= Renward Brandstetter =

Swiss philologist and linguist

Renward Brandstetter (29 June 1860 – 17 April 1942) was a Swiss philologist and linguist who published about medieval and modern Swiss German and the older Swiss theatre history and studied the insular Malayo-Polynesian languages (now considered a subgroup of Austronesian languages).

==Work==

Postcard (1909)

Brandstetter reconstructed the sound system and a preliminary dictionary of what he called "Original Indonesian". In his observations he was the first to develop a theory of Austronesian roots.
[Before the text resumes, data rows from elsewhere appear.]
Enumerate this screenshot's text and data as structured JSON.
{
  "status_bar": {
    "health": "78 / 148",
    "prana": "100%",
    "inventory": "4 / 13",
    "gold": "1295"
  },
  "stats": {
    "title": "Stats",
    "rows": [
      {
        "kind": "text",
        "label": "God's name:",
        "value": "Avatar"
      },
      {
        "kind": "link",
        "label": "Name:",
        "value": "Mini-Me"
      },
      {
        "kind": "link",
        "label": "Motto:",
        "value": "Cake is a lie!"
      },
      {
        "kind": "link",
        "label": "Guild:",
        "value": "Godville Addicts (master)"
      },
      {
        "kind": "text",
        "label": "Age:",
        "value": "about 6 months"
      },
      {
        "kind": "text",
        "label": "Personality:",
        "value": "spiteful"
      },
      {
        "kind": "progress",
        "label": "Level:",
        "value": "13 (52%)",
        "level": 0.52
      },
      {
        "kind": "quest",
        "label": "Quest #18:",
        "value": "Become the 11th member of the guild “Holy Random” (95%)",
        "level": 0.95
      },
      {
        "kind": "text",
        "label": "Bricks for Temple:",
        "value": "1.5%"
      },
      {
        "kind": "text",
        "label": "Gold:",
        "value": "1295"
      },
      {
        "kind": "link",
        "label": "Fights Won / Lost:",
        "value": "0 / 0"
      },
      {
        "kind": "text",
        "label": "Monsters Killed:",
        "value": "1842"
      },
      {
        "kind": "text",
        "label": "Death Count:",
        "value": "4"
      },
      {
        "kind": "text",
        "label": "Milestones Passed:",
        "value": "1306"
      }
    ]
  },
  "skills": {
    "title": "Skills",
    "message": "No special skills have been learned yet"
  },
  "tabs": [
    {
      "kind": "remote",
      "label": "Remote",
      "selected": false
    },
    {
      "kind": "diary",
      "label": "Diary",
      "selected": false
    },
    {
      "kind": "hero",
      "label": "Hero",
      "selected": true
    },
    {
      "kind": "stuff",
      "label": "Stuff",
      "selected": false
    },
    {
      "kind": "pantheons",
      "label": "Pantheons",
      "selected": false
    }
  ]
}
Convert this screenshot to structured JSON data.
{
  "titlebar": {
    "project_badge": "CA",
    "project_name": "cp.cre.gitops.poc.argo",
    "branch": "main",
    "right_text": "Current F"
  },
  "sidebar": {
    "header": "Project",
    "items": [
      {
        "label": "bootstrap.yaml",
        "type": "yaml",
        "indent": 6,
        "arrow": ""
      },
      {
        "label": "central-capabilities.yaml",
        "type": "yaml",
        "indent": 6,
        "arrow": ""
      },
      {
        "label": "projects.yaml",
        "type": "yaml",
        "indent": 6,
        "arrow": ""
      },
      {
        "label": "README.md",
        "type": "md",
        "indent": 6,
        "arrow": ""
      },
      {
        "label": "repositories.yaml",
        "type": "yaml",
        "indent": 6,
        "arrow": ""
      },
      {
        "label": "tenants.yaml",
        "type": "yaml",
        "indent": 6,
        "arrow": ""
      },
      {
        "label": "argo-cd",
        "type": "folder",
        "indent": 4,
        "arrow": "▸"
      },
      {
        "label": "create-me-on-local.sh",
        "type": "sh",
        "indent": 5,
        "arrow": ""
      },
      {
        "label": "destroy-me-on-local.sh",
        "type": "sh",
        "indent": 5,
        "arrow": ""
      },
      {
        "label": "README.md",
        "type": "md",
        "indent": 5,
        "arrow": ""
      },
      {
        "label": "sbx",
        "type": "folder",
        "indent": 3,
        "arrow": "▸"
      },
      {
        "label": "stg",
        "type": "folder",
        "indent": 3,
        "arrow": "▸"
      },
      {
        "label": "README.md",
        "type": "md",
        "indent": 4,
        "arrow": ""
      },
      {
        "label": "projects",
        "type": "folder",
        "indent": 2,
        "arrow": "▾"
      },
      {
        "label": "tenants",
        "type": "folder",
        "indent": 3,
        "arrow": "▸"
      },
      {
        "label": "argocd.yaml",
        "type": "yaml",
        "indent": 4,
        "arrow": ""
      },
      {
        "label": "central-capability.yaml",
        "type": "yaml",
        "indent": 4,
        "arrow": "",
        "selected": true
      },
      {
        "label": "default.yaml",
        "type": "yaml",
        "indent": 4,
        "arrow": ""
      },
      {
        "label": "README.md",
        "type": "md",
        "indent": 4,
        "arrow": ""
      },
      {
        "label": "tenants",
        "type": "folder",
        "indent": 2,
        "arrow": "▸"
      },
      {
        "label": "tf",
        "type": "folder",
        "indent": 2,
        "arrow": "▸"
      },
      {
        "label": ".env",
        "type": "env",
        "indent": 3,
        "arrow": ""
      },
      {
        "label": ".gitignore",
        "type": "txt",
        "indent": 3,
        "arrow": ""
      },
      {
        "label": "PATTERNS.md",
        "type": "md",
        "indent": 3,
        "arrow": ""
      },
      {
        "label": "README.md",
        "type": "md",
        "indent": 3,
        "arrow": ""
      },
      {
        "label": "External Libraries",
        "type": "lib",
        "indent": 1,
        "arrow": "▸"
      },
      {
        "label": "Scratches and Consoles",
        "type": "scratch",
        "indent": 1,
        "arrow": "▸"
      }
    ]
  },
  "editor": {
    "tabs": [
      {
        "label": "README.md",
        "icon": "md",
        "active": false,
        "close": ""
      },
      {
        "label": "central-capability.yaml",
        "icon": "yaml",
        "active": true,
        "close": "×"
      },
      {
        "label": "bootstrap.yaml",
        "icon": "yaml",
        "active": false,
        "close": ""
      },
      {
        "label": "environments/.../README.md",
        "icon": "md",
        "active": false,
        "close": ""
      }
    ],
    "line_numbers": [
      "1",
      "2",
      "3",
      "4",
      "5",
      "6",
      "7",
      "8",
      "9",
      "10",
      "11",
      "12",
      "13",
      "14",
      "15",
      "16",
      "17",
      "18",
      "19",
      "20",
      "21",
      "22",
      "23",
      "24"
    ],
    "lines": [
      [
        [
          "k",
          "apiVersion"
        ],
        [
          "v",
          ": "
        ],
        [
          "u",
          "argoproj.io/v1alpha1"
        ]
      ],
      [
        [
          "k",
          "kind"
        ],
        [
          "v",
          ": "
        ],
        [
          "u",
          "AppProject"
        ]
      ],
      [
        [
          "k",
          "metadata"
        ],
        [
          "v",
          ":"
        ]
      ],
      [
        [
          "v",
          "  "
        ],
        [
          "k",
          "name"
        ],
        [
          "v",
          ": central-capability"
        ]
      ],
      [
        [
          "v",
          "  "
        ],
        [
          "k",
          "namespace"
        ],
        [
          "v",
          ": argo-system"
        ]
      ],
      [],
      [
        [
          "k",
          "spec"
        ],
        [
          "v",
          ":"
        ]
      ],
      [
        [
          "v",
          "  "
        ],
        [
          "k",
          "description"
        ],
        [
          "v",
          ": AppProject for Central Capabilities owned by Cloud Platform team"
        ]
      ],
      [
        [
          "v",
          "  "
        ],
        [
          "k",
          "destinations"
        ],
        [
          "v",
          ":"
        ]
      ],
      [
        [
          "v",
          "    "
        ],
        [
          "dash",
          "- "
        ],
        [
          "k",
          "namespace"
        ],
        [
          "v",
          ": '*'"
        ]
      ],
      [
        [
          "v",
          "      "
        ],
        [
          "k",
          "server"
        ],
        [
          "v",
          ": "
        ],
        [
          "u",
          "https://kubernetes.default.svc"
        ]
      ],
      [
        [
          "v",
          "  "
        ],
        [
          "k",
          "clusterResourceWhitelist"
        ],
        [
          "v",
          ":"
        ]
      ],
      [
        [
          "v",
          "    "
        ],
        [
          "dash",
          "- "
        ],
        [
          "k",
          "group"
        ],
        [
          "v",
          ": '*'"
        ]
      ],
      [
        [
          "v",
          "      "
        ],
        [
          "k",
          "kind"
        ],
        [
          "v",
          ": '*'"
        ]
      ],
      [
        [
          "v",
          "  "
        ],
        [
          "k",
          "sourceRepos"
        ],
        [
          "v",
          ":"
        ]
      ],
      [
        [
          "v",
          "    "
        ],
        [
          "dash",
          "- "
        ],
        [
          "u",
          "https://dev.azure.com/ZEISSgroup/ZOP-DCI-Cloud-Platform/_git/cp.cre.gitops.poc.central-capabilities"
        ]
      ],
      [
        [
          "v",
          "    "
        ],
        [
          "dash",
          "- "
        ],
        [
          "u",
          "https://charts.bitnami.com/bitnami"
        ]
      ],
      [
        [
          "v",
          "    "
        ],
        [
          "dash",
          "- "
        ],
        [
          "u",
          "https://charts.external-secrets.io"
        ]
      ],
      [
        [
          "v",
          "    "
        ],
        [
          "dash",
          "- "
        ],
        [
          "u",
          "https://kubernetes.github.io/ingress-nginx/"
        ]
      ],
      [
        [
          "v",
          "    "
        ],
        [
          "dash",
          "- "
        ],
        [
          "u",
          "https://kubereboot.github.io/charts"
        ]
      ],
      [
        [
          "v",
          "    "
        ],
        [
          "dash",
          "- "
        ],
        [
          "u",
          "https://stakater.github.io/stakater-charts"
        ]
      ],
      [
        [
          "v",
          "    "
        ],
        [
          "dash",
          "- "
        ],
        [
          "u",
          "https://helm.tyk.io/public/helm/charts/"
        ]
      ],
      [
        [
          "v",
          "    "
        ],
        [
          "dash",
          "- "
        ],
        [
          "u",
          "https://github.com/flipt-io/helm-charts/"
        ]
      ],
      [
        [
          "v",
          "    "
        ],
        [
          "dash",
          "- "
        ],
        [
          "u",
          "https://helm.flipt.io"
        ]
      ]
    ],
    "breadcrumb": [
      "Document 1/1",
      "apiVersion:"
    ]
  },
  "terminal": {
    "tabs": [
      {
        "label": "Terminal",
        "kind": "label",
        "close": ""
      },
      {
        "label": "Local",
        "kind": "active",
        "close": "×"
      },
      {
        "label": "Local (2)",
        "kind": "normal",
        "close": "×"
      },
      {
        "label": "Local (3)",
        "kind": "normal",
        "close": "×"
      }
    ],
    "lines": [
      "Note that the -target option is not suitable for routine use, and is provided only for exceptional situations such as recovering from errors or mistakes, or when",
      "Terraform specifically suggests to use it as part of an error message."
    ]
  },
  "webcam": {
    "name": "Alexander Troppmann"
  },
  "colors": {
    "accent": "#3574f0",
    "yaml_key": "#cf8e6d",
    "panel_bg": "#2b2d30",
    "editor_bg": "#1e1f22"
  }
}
He observed that the predominantly disyllabic lexemes of the languages under consideration contain a recurrent -CVC element (or, less often, -CV) which carries a somewhat consistent meaning. He indexed his manuscript lexicons of the principal languages of the region by their root, and then produced a list of hypothetical shared roots by comparing these lists across languages. His conclusions were considered problematic, and little attention was paid by later scholars of the language group, Otto Dempwolff and Otto Dahl, in their reconstructions of the protolanguage.

His papers are collected at the Haus zum Dolder, his library at the Zentral- und Hochschulbibliothek Luzern.

==Selected writings==
- Ein Prodromus zu einem vergleichenden Wörterbuch der malaio-polinesischen Sprachen für Sprachforscher und Ethnographen. Lucerne, 1906.
- An Introduction to Indonesian linguistics, trans. by C. O. Blagden, 1–65. London: The Royal Asiatic Society, 1916. (collection of four essays)
- Wie Menschen der indonesischen Erde, 11 volumes, Luzerne, 1921-1937

==Literature and bibliography==
- Renward Brandstetter (1860–1942). Beiträge zum 150. Geburtstag des Schweizer Dialektologen und Erforschers der austronesischen Sprachen und Literaturen. Mit seiner Autobiographie. Ed. by Schweizerische Akademie der Geistes- und Sozialwissenschaften. Berne, 2012 (Sprache und Kulturen). ISBN 978-3-905870-27-5 [also containing a complete bibliography of Brandstetter's publications.]
- Blust, Robert & Schneider, Jürg (edd.): A World of Words. Revisiting the Work of Renward Brandstetter (1860–1942) on Lucerne and Austronesia. Wiesbaden 2012 (Frankfurter Forschungen zu Südostasien 8).